This invention relates in general to bearings for supporting shafts for rotation. In particular, this invention relates to an improved structure for a center bearing assembly having an adjustable pneumatic support member.
Drive train systems are widely used for generating power from a source and for transferring such power from the source to a driven mechanism. Frequently, the source generates rotational power, and such rotational power is transferred from the source to a rotatably driven mechanism. For example, in most land vehicles in use today, an engine/transmission assembly generates rotational power, and such rotational power is transferred from an output shaft of the engine/transmission assembly through a driveshaft assembly to an input shaft of an axle assembly so as to rotatably drive the wheels of the vehicle. To accomplish this, a typical driveshaft assembly includes a hollow cylindrical driveshaft tube having a pair of end fittings, such as a pair of tube yokes, secured to the front and rear ends thereof. The front end fitting forms a portion of a front universal joint that connects the output shaft of the engine/transmission assembly to the front end of the driveshaft tube. Similarly, the rear end fitting forms a portion of a rear universal joint that connects the rear end of the driveshaft tube to the input shaft of the axle assembly. The front and rear universal joints provide a rotational driving connection from the output shaft of the engine/transmission assembly through the driveshaft tube to the input shaft of the axle assembly, while accommodating a limited amount of angular misalignment between the rotational axes of these three shafts.
In some vehicles, the distance separating the engine/transmission assembly and the axle assembly is relatively short. For these vehicles, the driveshaft assembly can be formed from a single, relatively long driveshaft tube having the first and second end fittings secured to the ends thereof. In other vehicles, however, the distance separating the engine/transmission assembly and the axle assembly is relatively long, making the use of a single driveshaft tube impractical. For these vehicles, the driveshaft assembly can be formed from a plurality of (typically two) separate, relatively short driveshaft sections. In a compound driveshaft assembly such as this, a first end of the first driveshaft section is connected to the output shaft of the engine/transmission assembly by a first universal joint, a second end of the first driveshaft section is connected to a first end of the second driveshaft section by a second universal joint, and a second end of the second driveshaft section is connected to the input shaft of the axle assembly by a third universal joint.

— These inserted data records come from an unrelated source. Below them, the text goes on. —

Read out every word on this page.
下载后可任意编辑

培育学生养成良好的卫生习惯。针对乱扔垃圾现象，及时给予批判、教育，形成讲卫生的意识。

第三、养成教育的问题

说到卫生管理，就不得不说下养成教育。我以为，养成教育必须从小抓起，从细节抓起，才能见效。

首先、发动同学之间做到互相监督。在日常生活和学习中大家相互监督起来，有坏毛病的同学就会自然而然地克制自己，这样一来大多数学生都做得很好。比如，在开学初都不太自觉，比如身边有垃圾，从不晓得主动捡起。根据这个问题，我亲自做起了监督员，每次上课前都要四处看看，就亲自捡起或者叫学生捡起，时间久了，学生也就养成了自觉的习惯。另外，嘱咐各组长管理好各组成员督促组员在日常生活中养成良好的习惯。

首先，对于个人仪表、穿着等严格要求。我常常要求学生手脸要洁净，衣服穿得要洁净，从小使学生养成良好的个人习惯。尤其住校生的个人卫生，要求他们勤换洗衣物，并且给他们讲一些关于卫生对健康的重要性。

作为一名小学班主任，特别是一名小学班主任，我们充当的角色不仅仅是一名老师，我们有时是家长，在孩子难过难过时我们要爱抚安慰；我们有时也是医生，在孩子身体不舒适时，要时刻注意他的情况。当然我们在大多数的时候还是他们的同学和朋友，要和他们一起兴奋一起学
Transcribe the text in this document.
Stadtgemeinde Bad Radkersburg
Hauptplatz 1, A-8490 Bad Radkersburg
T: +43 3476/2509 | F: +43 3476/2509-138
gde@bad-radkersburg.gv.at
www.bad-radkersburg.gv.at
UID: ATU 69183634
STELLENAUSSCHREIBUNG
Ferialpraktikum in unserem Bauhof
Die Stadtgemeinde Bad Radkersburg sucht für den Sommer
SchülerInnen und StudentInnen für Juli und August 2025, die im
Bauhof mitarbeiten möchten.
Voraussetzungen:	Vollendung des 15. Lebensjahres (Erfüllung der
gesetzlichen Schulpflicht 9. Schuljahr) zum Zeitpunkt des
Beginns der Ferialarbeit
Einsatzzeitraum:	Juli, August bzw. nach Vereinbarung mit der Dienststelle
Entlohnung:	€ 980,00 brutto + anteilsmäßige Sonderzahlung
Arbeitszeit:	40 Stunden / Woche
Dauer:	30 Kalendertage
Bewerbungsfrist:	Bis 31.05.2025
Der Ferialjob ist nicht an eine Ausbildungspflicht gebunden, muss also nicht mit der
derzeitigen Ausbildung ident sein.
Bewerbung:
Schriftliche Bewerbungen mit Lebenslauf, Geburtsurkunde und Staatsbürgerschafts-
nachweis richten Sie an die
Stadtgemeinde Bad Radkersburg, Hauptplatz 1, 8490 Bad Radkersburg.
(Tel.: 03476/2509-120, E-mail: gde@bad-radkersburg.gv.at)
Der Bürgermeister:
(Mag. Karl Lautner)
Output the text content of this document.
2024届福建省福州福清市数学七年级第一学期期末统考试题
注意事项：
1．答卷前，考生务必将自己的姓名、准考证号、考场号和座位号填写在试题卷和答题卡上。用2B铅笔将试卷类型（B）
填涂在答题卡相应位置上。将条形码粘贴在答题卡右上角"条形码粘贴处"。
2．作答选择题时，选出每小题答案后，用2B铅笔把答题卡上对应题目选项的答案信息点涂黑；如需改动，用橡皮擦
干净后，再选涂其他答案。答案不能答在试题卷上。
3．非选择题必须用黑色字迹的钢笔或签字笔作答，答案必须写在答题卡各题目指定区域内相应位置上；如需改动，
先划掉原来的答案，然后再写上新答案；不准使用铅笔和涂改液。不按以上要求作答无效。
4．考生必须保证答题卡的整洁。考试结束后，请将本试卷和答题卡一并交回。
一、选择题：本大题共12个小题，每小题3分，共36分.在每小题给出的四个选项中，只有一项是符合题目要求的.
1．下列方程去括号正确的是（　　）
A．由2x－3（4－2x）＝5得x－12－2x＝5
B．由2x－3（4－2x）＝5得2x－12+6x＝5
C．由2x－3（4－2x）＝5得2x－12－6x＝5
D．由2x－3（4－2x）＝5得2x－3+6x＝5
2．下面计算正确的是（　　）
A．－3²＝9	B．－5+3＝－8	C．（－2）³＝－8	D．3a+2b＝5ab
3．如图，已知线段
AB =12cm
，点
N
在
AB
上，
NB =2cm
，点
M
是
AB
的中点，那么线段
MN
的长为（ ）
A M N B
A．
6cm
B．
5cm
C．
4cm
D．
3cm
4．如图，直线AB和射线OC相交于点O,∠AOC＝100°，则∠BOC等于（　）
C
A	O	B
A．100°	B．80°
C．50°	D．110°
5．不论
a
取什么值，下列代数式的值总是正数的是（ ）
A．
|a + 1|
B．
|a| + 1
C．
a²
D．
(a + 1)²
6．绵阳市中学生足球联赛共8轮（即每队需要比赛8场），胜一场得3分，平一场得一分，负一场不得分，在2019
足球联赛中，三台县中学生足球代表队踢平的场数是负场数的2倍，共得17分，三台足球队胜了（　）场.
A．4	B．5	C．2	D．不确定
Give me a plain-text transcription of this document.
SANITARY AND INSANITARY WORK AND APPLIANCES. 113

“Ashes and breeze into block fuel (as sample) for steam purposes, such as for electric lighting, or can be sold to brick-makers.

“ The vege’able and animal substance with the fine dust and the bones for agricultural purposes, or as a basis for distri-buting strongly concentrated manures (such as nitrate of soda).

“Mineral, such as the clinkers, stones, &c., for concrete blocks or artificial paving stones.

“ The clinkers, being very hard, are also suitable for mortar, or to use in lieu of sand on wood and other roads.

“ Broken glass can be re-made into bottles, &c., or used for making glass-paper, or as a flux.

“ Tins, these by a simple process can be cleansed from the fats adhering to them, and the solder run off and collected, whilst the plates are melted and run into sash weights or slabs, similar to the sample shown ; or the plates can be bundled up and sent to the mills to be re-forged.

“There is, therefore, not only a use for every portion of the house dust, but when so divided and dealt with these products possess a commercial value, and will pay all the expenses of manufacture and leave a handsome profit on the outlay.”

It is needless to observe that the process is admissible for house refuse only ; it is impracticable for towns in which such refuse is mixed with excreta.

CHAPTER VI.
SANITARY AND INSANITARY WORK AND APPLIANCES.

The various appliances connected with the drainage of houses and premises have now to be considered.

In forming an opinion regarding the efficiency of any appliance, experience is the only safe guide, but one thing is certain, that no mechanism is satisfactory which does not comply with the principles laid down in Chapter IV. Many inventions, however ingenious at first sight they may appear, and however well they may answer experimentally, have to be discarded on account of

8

A compound driveshaft assembly that is composed of two or more separate driveshaft sections usually requires the use of a structure for supporting the intermediate portions thereof for rotation during use. A typical intermediate support structure for a driveshaft assembly (which is commonly referred to as a center bearing assembly) includes an annular bearing having an inner race that engages one of the driveshaft sections and an outer race that supports the inner race for rotation relative thereto. The outer race of the annular bearing is supported within a generally annular support member that is usually formed from a relatively resilient material, such as rubber. The resilient support member is, in turn, supported within a rigid bracket that is secured to a support surface provided on the vehicle. Thus, the center bearing assembly functions to support the intermediate portion of the driveshaft assembly for rotation during use. Many center bearing assembly structures of this general type are known in the art.
The resilient support member is provided in the center bearing assembly to absorb vibrations of the driveshaft assembly and thus minimize the magnitude of such vibrations that are transmitted therethrough to the vehicle frame. However, when such vibrations of the driveshaft assembly occur at frequencies that are at or near the natural resonant frequency of the resilient support member in the center bearing assembly, then the center bearing assembly may not absorb such driveshaft assembly vibrations as effectively as desired. To prevent this from occurring, it is known to provide a resilient support member in the center bearing assembly having a natural resonant frequency that is different from the frequencies of the vibrations that are generated by the driveshaft assembly under normal operating conditions of the vehicle. However, it has been found that the range of the frequencies of the vibrations that are generated by the driveshaft assembly can vary, not only from type of vehicle to another, but also under varying operating conditions of the same vehicle. Thus, it would be desirable to provide a center bearing assembly having a natural resonant frequency that can be adjusted in accordance with the operating conditions of the vehicle.